John looked round at the others, trying to gauge their feelings. "Carson is right," Teyla said softly. "We can't leave her here. We can keep her guarded at Atlantis. She doesn't even have to know where she is."
"Okay," John agreed, after a moment's thought. "But remember, she might not be a friend. So treat her with caution." The others nodded. He then moved forward to the controls. "Let's go home."
They were greeted by a concerned looking Elizabeth as they came out of the Puddle Jumper. A team of medics met them there, and under Carson's supervision moved the woman onto a stretcher.
"Do you know anything about her?" she asked John.
"We didn't have enough time to get to the social niceties," John responded. "One minute we were asking her why she had commandeered our campfire and the next we were running away from Darts."
"Did she save you from the Darts?" Elizabeth asked.
"I don't really know," John admitted, rubbing his hand through his hair. "I'm sure that she and Carson were caught up in a culling beam, and then it was heading towards me. But neither she nor Carson was taken up and the Darts just disappeared off our sensors. It all seems a little crazy, and I can't help that she was somehow involved in that craziness."
Elizabeth sighed deeply. "Put a close guard on her," she ordered. John nodded his agreement. "And let me know as soon as she wakes up. She has some questions to answer."

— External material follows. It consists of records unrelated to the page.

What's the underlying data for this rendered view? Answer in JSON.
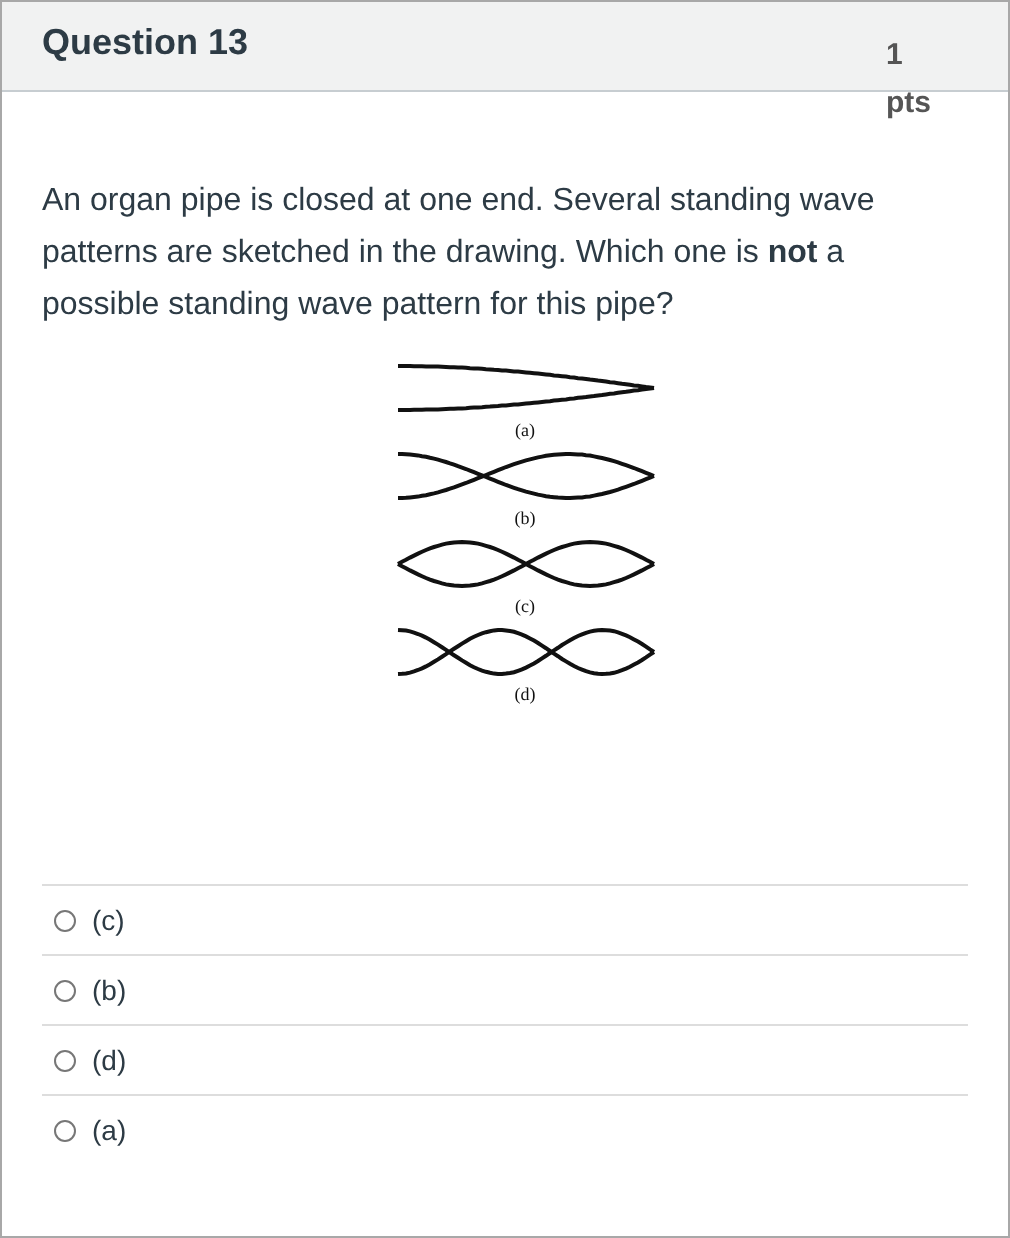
{
  "question": {
    "title": "Question 13",
    "points": "1 pts"
  },
  "prompt": "An organ pipe is closed at one end. Several standing wave patterns are sketched in the drawing. Which one is **not** a possible standing wave pattern for this pipe?",
  "figure": {
    "patterns": [
      {
        "label": "(a)",
        "kind": "quarter"
      },
      {
        "label": "(b)",
        "kind": "three_quarter"
      },
      {
        "label": "(c)",
        "kind": "full"
      },
      {
        "label": "(d)",
        "kind": "five_quarter"
      }
    ]
  },
  "answers": [
    {
      "label": "(c)",
      "selected": false
    },
    {
      "label": "(b)",
      "selected": false
    },
    {
      "label": "(d)",
      "selected": false
    },
    {
      "label": "(a)",
      "selected": false
    }
  ]
}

John followed the stretcher carrying the stranger to the Infirmary. Carson was hobbling along on his sprained ankle, but seemingly oblivious to it. As soon as they put the woman's stretcher down, he was fussing round her, hooking her up to machines and taking blood.
John and the others all went through their normal post-mission check-ups, but John made sure that his eyes were always on the woman. Carson was eventually persuaded to allow his ankle to be looked at, but as soon as it was bandaged up, he was back with his patient checking on readings and fussing over her.
John approached him. "What's the verdict, Doc?" he asked.
"I cannae find anything physically wrong wi' her," the doctor replied, his accent more pronounced in his anxiety. "It's as if she's exhausted. All the tests are consistent wi' someone who's run three marathons in a row."
John looked down at the woman on the bed. She did look exhausted. "She seemed fine at the camp," he said, a puzzled look on her face.
"Aye," the doctor agreed. "She seemed full of energy and life then. But whatever happened, seemed to drain all that energy from."
"Do you think it was the culling beam?" John asked.
"I dinnae ken," the doctor responded.
John looked at him, confused.
"Sorry," Carson repeated. "I just don't know, Colonel."
"Doctor," one of the nurses called out to Carson. "She seems to be waking up."
John and Carson looked at each other. Maybe now they would get some questions to all those questions.